Looking at St. Ignatius of Loyola, one time after being shoot in a war, upon recovering he said, “It was after losing my leg that I got my leg.” Encouraging to me! With this in reflection, I feel the secret in “pain” is “preparation” for a more meaningful happiness. We lose our full ability for a time so as to gain “Complete” life ability for our abilities. Thus, pain is not pain as such but a preparation. Indeed, after happiness we find pain but again after pain, we find happiness. I feel I have finished the first part of my mission that only God the cause and reason of the then me, can affirm whether I successfully lived it as I hope or not for the past twenty years.

I now feel in this my new­ state, He (God) is preparing me for the next mission that He wisely thought that I must undergo all this in order to fully know, carry on, enjoy and purposefully live well equipped for it, though it’s a day to day mission that may seem obscure. The uniqueness of the preparation (pain) conforms how unique and special you and I are, both of us totally different and with uniquely very great and important but complementary individual missions to accomplish in life.

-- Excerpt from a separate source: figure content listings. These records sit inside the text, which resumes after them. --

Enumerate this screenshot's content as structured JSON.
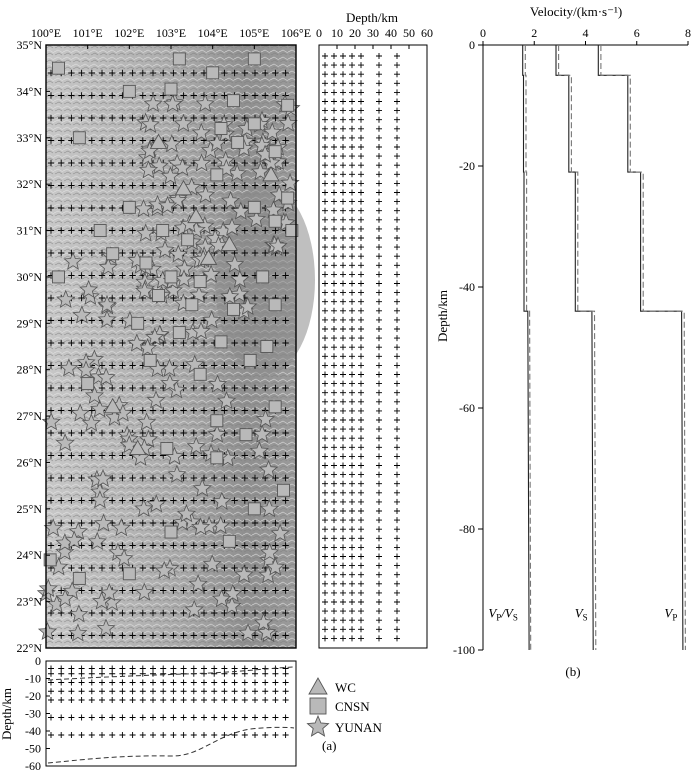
{
  "panels": {
    "a_label": "(a)",
    "b_label": "(b)"
  },
  "map": {
    "lon_ticks": [
      "100°E",
      "101°E",
      "102°E",
      "103°E",
      "104°E",
      "105°E",
      "106°E"
    ],
    "lat_ticks": [
      "35°N",
      "34°N",
      "33°N",
      "32°N",
      "31°N",
      "30°N",
      "29°N",
      "28°N",
      "27°N",
      "26°N",
      "25°N",
      "24°N",
      "23°N",
      "22°N"
    ],
    "xlim": [
      100,
      106
    ],
    "ylim": [
      22,
      35
    ]
  },
  "depth_strip": {
    "title": "Depth/km",
    "ticks": [
      "0",
      "10",
      "20",
      "30",
      "40",
      "50",
      "60"
    ],
    "grid_depths": [
      0,
      5,
      10,
      15,
      20,
      30,
      40
    ]
  },
  "profile": {
    "ylabel": "Depth/km",
    "ticks": [
      "0",
      "-10",
      "-20",
      "-30",
      "-40",
      "-50",
      "-60"
    ],
    "ylim": [
      -60,
      0
    ],
    "boundary1_color": "#333333",
    "boundary2_color": "#333333"
  },
  "legend": {
    "items": [
      {
        "label": "WC",
        "icon": "triangle-marker"
      },
      {
        "label": "CNSN",
        "icon": "square-marker"
      },
      {
        "label": "YUNAN",
        "icon": "star-marker"
      }
    ],
    "marker_fill": "#b9b9b9",
    "marker_stroke": "#555555"
  },
  "chart_data": {
    "type": "line",
    "title": "Velocity/(km·s⁻¹)",
    "xlabel": "Velocity/(km·s⁻¹)",
    "ylabel": "Depth/km",
    "xlim": [
      0,
      8
    ],
    "ylim": [
      -100,
      0
    ],
    "xticks": [
      "0",
      "2",
      "4",
      "6",
      "8"
    ],
    "yticks": [
      "0",
      "-20",
      "-40",
      "-60",
      "-80",
      "-100"
    ],
    "series": [
      {
        "name": "VP/VS",
        "label_main": "V",
        "label_sub1": "P",
        "label_mid": "/V",
        "label_sub2": "S",
        "style": "solid",
        "color": "#222222",
        "values": [
          [
            1.55,
            0
          ],
          [
            1.55,
            -5
          ],
          [
            1.58,
            -5
          ],
          [
            1.58,
            -21
          ],
          [
            1.6,
            -21
          ],
          [
            1.6,
            -44
          ],
          [
            1.75,
            -44
          ],
          [
            1.8,
            -100
          ]
        ]
      },
      {
        "name": "VP/VS reference",
        "style": "dashed",
        "color": "#777777",
        "values": [
          [
            1.65,
            0
          ],
          [
            1.65,
            -5
          ],
          [
            1.68,
            -5
          ],
          [
            1.68,
            -21
          ],
          [
            1.7,
            -21
          ],
          [
            1.7,
            -44
          ],
          [
            1.82,
            -44
          ],
          [
            1.86,
            -100
          ]
        ]
      },
      {
        "name": "VS",
        "label_main": "V",
        "label_sub1": "S",
        "style": "solid",
        "color": "#222222",
        "values": [
          [
            2.85,
            0
          ],
          [
            2.85,
            -5
          ],
          [
            3.35,
            -5
          ],
          [
            3.35,
            -21
          ],
          [
            3.6,
            -21
          ],
          [
            3.6,
            -44
          ],
          [
            4.25,
            -44
          ],
          [
            4.3,
            -100
          ]
        ]
      },
      {
        "name": "VS reference",
        "style": "dashed",
        "color": "#777777",
        "values": [
          [
            2.95,
            0
          ],
          [
            2.95,
            -5
          ],
          [
            3.45,
            -5
          ],
          [
            3.45,
            -21
          ],
          [
            3.7,
            -21
          ],
          [
            3.7,
            -44
          ],
          [
            4.35,
            -44
          ],
          [
            4.4,
            -100
          ]
        ]
      },
      {
        "name": "VP",
        "label_main": "V",
        "label_sub1": "P",
        "style": "solid",
        "color": "#222222",
        "values": [
          [
            4.5,
            0
          ],
          [
            4.5,
            -5
          ],
          [
            5.65,
            -5
          ],
          [
            5.65,
            -21
          ],
          [
            6.15,
            -21
          ],
          [
            6.15,
            -44
          ],
          [
            7.75,
            -44
          ],
          [
            7.8,
            -100
          ]
        ]
      },
      {
        "name": "VP reference",
        "style": "dashed",
        "color": "#777777",
        "values": [
          [
            4.6,
            0
          ],
          [
            4.6,
            -5
          ],
          [
            5.75,
            -5
          ],
          [
            5.75,
            -21
          ],
          [
            6.25,
            -21
          ],
          [
            6.25,
            -44
          ],
          [
            7.85,
            -44
          ],
          [
            7.9,
            -100
          ]
        ]
      }
    ]
  }
}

Indeed I am so grateful to my formators, brothers, parents and friends who have always been and still are altruistic and serene to my subtle moment, giving me company; I really feel after all their efforts to make me feel at home and sure I have not yet at any moment felt abandoned in this prevailing situation. God! Bless them all. Bless the Society of the White Fathers. To God be the Glory, May His Will Be Done. Amen! Amen!